„Jahrhundertfehler“ legt digitales Österreich lahm

Siemens soll Leitungsausfall verursacht haben

Ein Softwarefehler in einem zentralen Übertragungssystem hat von Donnerstagvormittag bis Freitagabend weite Teile von Wien, Niederösterreich und dem Burgenland kommunikationstechnisch lahm gelegt. Mehr als 30 Stunden waren unzählige Groß- und Mobilfunk-Kunden der Telekom Austria von der virtuellen Welt abgeschnitten.

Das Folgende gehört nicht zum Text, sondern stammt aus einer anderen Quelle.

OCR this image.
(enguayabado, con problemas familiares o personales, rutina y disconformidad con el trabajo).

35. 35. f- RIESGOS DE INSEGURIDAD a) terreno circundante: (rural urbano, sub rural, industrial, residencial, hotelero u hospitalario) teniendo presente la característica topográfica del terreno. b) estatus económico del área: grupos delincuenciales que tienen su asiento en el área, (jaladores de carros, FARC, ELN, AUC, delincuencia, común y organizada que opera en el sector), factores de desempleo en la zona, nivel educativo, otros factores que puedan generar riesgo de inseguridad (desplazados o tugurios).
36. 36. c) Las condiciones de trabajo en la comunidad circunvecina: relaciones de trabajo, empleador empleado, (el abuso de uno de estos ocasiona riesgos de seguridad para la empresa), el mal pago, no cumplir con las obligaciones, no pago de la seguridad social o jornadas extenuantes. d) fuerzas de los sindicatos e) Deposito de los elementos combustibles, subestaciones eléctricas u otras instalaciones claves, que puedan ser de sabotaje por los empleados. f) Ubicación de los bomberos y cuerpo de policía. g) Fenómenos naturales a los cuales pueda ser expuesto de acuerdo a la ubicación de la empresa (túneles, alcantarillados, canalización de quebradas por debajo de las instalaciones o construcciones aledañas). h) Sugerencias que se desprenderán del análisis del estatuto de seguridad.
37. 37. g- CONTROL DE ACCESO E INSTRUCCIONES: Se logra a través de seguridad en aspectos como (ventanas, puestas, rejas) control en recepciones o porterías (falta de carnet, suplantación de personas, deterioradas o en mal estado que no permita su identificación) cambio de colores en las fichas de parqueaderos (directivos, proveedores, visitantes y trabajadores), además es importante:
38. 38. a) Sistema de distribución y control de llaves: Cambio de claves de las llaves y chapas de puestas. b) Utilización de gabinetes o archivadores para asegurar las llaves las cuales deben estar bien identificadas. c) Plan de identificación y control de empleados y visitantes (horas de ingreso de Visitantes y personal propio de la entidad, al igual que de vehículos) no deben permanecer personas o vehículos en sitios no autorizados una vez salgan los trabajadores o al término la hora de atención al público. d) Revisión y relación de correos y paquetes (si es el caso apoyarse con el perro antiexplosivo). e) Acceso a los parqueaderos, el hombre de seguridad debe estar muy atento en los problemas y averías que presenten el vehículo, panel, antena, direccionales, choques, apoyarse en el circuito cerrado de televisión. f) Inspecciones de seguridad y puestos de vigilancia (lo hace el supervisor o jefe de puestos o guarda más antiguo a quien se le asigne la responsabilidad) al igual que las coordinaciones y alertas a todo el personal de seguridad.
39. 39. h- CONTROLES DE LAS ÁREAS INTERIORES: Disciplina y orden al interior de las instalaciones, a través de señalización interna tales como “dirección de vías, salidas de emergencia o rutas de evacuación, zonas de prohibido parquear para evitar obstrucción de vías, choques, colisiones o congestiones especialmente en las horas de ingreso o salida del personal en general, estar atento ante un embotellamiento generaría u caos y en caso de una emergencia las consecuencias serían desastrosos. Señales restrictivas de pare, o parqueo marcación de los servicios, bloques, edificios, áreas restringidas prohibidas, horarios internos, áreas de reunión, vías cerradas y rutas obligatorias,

Verantwortlich dafür war fehlerhafte Software im Wiener Arsenal, die ab Donnerstag Punkt zehn Uhr zu einem „rien ne va plus“ bei Tausenden Kunden des österreichischen Providers führte.

Neben den, durch den Ausfall hervorgerufenen, „steinzeitlichen“ Kommunikationsbedingungen waren auch Behebungen von Bankomaten, Zahlungen via Kreditkarte sowie die Annahme von Lotto- und Totoscheinen in Trafiken und Lotterien betroffen. Sprecher Martin Bredl bezeichnete die Panne als einen „noch nie da gewesenen Jahrhundertfehler“. Wie es trotz „Katastrophenplan“ und doppelten Hard- und Softwaresystemen zu diesem Totalausfall kommen konnte, könne er aber derzeit noch nicht sagen. „Wir arbeiten fieberhaft an einer Schadensanalyse“, so Bredl. Verantwortlich für das Softwaresystem der Telekom zeichnet der deutsche Elektronikkonzern Siemens.

Laut Siemens-Sprecher Karl Strasser ist der Ausfall durch ein Softwareupdate entstanden, bei dem die gesamte Datenbasis zerstört wurde. Da mehr als 300 Leitungssysteme der so genannten Fernebene betoffen waren, sind Rückschlüsse auf die Anzahl der Betroffenen nicht möglich. „Etwa 50 Spezialisten arbeiten derzeit an der Behebung des Schadens“, so Strasser. Die Dauer des Ausfalls erklärt der Siemens-Experte damit, dass alle Leitungssysteme manuell zugeschaltet werden mussten.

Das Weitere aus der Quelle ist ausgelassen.